De rechtbank is van oordeel dat de moeder niet-ontvankelijk is in haar verzoek. Uit de brief van 5 juni 2019 van mr. B.A. Huijgen blijkt dat het effect van de dwang, dwaling of bedreiging toen was geëindigd. De moeder was immers voornemens een verzoek tot vernietiging erkenning in te dienen. Nu de moeder dit verzoek eerst op 11 januari 2021 heeft ingediend is de wettelijke termijn van een jaar nadat het effecten van de oorzaken van het wilsgebrek zijn geëindigd, verstreken.
Voorts is de rechtbank van oordeel dat de moeder onvoldoende heeft onderbouwd dat er sprake was van een wilsgebrek.
4.5.
De bijzondere curator heeft geen verzoek ingediend namens [minderjarige 2] . De motivering van deze beslissing is voor de rechtbank navolgbaar.
Gerechtelijke vaststelling vaderschap.
4.6.
Ingevolge artikel 1:207 lid 2 sub a BW kan vaststelling van het ouderschap niet geschieden als het kind al twee ouders heeft.
4.7.
Gelet op hetgeen hiervoor is overwogen kan niet worden overgegaan tot gerechtelijke vaststelling van het vaderschap. [minderjarige 2] heeft reeds twee ouders, zodat het verzoek reeds daarop afstuit.

5.De beslissing

De rechtbank:
- verklaart de moeder niet-ontvankelijk in haar verzoek om vernietiging van de erkenning;
- wijst het verzoek om gerechtelijke vaststelling van het vaderschap af;
- beschouwt de werkzaamheden van de bijzondere curator in deze zaak als definitief beëindigd.
Deze beschikking is gegeven door mr.

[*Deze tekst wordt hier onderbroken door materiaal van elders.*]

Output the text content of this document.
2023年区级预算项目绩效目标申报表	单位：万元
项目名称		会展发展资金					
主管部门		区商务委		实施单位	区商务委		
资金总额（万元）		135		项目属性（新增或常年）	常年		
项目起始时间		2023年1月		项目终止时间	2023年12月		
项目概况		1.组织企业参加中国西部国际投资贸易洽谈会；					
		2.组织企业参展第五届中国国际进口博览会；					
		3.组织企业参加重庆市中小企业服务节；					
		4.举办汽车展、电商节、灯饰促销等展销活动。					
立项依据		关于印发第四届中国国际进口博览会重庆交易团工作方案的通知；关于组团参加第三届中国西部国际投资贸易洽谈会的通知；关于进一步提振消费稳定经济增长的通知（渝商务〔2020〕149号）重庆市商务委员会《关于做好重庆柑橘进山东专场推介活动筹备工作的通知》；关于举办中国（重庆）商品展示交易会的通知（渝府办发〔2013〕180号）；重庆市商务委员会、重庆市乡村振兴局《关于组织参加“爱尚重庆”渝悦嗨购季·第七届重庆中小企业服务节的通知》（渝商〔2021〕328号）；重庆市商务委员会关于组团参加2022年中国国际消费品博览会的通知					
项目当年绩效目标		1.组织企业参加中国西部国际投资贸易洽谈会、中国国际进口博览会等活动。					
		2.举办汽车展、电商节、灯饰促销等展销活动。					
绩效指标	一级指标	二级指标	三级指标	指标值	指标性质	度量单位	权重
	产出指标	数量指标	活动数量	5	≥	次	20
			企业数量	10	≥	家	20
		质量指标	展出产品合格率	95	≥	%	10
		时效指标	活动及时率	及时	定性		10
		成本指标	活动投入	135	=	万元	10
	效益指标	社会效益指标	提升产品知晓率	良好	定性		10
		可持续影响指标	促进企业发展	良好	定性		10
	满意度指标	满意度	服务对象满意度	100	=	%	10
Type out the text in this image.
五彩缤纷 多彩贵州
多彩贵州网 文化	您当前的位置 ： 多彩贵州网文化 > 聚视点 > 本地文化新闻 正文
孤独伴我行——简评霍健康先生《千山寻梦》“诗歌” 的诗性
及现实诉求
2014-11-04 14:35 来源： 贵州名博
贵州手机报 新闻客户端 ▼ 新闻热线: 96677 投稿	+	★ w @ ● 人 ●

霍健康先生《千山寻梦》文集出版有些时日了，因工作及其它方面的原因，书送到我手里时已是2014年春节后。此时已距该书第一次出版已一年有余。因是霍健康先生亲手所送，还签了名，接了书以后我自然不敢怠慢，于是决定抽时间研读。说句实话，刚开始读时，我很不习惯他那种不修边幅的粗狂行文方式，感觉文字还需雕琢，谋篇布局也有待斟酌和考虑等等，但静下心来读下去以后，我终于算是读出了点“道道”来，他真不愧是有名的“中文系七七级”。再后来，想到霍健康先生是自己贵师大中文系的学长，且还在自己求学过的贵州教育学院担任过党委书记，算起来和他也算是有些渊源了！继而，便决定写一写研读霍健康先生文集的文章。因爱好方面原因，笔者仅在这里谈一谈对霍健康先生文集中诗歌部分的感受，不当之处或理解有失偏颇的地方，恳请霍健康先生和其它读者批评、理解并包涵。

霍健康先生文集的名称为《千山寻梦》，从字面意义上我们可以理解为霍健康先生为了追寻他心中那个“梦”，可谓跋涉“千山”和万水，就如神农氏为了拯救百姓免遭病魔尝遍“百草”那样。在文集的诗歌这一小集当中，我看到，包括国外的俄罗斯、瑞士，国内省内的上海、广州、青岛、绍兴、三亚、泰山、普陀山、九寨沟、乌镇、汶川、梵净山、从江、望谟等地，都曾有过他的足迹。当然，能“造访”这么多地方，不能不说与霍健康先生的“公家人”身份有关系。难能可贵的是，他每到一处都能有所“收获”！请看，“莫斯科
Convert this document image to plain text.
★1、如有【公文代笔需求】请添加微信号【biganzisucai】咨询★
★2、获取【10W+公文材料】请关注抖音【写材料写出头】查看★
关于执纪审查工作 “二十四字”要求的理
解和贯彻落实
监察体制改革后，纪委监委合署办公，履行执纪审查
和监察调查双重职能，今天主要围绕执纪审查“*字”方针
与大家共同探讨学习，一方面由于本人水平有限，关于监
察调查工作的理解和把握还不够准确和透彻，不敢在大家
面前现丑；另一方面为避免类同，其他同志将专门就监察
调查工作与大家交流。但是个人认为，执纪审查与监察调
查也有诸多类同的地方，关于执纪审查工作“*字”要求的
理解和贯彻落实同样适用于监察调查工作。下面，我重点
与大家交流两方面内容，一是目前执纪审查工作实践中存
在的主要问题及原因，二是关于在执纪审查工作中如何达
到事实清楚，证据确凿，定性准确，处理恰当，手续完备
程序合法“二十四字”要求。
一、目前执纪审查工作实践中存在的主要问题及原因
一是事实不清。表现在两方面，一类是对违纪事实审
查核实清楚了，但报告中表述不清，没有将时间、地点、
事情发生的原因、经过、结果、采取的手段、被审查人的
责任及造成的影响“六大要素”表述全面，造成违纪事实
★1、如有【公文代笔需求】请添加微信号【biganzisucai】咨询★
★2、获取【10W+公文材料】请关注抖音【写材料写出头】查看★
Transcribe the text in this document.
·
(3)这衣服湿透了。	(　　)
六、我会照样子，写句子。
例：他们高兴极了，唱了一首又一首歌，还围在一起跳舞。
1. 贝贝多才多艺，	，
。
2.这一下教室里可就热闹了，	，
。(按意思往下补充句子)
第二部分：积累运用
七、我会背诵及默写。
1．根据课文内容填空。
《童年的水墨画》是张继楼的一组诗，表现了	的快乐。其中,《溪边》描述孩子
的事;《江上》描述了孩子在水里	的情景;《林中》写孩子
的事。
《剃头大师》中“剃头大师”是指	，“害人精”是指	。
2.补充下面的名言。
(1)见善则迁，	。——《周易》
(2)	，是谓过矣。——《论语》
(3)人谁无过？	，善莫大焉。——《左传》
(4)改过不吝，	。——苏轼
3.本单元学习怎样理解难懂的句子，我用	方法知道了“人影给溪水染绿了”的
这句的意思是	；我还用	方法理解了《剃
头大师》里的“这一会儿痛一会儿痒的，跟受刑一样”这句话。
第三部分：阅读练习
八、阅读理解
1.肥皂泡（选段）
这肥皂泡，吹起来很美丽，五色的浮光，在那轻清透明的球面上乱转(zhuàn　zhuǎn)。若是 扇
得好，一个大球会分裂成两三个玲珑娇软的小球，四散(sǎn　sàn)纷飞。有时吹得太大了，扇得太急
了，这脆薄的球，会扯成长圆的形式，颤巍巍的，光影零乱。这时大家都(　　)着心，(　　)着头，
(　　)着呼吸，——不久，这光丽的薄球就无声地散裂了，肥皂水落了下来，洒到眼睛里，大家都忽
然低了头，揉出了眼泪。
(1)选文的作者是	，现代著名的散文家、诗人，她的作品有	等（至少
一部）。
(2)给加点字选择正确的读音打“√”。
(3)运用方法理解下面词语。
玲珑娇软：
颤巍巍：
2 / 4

H.M. Patijn, rechter, en in het openbaar uitgesproken in tegenwoordigheid van mr. I.H.H. Krajenbrink, griffier, op 23 februari 2022. [1]

Voetnoten

1.Voor zover tegen de beschikking hoger beroep openstaat kan dit via een advocaat worden ingesteld bij het Gerechtshof te Amsterdam (IJdok 20 / Postbus 1312, 1000 BH).